Long-term treatment of spontaneously hypertensive rats with losartan and electrophysiological remodeling of cardiac myocytes

Abstract

Cardiac hypertrophy due to pressure overload is associated with several cellular electrophysiological alterations such as prolongation of action potential duration (APD), decrease in transient outward current (Ito) and occurrence of the pacemaker current I(f). These alterations may play a role in sudden arrhythmic death, which is a major risk factor in myocardial hypertrophy and failure.

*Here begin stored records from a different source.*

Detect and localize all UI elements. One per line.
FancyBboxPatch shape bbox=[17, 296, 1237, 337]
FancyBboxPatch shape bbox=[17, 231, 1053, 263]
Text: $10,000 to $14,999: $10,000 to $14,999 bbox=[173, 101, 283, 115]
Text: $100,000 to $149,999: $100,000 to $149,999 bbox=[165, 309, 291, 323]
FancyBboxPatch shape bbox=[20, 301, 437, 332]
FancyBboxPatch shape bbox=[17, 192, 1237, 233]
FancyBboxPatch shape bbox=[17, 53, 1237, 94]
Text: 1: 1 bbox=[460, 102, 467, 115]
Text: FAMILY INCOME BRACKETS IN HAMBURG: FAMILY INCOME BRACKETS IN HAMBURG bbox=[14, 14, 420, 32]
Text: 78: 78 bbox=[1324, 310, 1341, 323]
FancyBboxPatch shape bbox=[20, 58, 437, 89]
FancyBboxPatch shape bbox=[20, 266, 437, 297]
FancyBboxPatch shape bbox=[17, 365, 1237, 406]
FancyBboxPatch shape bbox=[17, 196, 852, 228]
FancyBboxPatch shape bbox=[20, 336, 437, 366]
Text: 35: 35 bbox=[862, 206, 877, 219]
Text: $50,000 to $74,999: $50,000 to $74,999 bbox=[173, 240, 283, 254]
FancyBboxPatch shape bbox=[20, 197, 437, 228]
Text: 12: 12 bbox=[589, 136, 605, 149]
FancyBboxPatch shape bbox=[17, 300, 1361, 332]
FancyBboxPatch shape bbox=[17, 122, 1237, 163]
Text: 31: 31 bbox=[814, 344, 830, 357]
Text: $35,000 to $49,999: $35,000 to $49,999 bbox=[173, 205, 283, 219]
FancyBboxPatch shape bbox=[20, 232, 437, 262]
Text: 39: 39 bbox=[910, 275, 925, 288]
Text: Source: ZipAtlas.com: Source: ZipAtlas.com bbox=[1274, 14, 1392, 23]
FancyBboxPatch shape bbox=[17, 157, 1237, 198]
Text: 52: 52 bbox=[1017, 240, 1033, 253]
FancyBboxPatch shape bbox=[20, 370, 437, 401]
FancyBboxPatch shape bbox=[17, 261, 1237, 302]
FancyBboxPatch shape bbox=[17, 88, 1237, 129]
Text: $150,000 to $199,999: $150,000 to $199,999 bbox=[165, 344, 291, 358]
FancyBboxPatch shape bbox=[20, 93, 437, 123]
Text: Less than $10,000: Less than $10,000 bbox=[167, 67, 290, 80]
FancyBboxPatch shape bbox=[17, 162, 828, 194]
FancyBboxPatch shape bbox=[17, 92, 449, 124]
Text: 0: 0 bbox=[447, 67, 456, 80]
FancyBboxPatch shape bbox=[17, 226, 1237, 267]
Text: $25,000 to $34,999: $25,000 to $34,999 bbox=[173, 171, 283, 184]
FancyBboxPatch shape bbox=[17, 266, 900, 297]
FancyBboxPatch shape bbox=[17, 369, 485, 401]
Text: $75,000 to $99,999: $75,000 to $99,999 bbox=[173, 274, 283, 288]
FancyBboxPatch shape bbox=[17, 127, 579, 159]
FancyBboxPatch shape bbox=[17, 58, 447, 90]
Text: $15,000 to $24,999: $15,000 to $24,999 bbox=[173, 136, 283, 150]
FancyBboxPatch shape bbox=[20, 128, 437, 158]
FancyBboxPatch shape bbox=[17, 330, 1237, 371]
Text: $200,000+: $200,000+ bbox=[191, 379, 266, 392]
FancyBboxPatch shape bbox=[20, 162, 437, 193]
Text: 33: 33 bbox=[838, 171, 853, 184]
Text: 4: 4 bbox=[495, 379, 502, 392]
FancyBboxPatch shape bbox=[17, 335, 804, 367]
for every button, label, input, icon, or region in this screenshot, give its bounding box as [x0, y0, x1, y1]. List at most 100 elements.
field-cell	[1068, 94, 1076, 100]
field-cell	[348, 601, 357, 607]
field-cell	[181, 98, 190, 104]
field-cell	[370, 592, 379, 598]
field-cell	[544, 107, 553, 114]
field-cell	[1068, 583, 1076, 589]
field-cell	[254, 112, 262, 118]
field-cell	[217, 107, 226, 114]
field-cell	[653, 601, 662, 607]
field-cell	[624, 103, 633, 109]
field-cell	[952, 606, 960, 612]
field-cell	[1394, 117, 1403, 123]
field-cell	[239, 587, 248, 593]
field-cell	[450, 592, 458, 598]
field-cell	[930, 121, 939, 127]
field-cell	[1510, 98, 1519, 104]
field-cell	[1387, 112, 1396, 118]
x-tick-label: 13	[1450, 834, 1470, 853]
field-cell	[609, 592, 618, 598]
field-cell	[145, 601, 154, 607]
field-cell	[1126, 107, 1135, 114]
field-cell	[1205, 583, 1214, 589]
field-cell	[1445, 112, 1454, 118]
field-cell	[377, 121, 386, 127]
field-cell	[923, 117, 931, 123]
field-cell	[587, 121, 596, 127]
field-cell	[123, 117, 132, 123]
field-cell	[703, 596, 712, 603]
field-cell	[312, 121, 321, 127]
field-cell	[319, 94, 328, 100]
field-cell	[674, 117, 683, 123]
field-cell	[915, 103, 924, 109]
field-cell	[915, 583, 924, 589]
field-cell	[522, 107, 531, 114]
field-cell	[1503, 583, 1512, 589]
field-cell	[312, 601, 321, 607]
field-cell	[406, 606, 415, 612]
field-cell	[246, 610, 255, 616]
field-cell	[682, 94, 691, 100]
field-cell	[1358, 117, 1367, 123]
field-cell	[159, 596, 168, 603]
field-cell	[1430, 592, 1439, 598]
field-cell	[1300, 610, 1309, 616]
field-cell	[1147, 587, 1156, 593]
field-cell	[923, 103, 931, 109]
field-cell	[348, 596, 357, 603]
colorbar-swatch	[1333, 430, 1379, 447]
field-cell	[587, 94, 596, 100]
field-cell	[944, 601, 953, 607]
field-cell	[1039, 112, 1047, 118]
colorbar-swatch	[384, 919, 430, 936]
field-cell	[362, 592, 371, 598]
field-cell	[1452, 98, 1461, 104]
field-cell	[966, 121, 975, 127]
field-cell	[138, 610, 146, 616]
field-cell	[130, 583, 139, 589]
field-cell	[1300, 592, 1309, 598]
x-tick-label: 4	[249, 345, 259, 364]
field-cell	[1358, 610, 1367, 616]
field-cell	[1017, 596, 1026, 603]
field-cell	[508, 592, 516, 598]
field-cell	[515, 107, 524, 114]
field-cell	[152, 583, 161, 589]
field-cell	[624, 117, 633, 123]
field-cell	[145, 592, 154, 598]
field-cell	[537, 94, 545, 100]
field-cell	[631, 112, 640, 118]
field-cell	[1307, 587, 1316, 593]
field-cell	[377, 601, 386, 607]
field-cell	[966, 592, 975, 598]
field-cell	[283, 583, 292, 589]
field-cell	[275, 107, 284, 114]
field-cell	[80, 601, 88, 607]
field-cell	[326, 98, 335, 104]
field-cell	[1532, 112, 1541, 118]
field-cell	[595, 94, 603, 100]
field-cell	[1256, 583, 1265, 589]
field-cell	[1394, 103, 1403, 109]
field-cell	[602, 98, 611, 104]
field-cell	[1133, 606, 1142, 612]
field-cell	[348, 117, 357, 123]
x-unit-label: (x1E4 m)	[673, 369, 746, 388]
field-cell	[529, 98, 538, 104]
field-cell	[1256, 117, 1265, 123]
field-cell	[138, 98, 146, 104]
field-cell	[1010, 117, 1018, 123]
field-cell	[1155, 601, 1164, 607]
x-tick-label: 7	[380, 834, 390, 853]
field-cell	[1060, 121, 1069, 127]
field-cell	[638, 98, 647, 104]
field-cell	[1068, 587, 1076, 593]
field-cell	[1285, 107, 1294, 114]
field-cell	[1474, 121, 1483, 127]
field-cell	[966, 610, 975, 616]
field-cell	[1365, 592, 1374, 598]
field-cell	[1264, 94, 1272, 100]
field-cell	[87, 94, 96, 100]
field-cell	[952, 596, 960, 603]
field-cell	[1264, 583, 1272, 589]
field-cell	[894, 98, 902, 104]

Since angiotensin II is a key signal for myocyte hypertrophy, we tested if an 8-week treatment of old spontaneously hypertensive rats (SHR) with the antagonist of type-1 angiotensin II receptor (AT1), losartan (10 mg/kg/day), was able to influence the cellular electrophysiologic remodeling associated with cardiac hypertrophy. Left ventricular myocytes were isolated from control (CTR) or losartan-treated (LOS) 18-month old SHR. Patch-clamped LVM were superfused with a normal Tyrode's solution (to measure action potential) or appropriately modified Tyrode's solution (to measure Ito and I(f)). Heart weight to body weight ratio (HW/BW) was significantly smaller in LOS (5.69 +/- 0.25 mg/g) than in CTR rats (6.67 +/- 0.37 mg/g; P < 0.05). Membrane capacitance, an index of cell size, was significantly reduced in LOS (342 +/- 12, n = 92) vs. CTR (422 +/- 14 pF, n = 96, P < 0.001). APD was significantly shorter in LOS than in CTR (at -60 mV: 197 +/- 23 vs. 277 +/- 19 ms, n = 28, P < 0.001); this effect was paralleled by a larger maximum Ito density in the LOS group (LOS: 15.1 +/- 1.4 pA/pF, CTR: 10.0 +/- 0.8 pA/pF) (n = 27, P < 0.02). I(f), elicited by hyperpolarizing steps (range: -60 to -130 mV), was consistently recorded in SHR cells; however, its maximal specific conductance was significantly lower in LOS than in CTR rats (28.6 +/- 3.6 vs. 54.2 +/- 8.0 pS/pF, n = 55, P < 0.001). Voltage of half-maximal activation (V1/2) of both Ito and I(f) was unchanged by the treatment. AT1 receptor blockade with losartan prevents the development of myocyte hypertrophy and associated electrophysiological alterations in old SHR.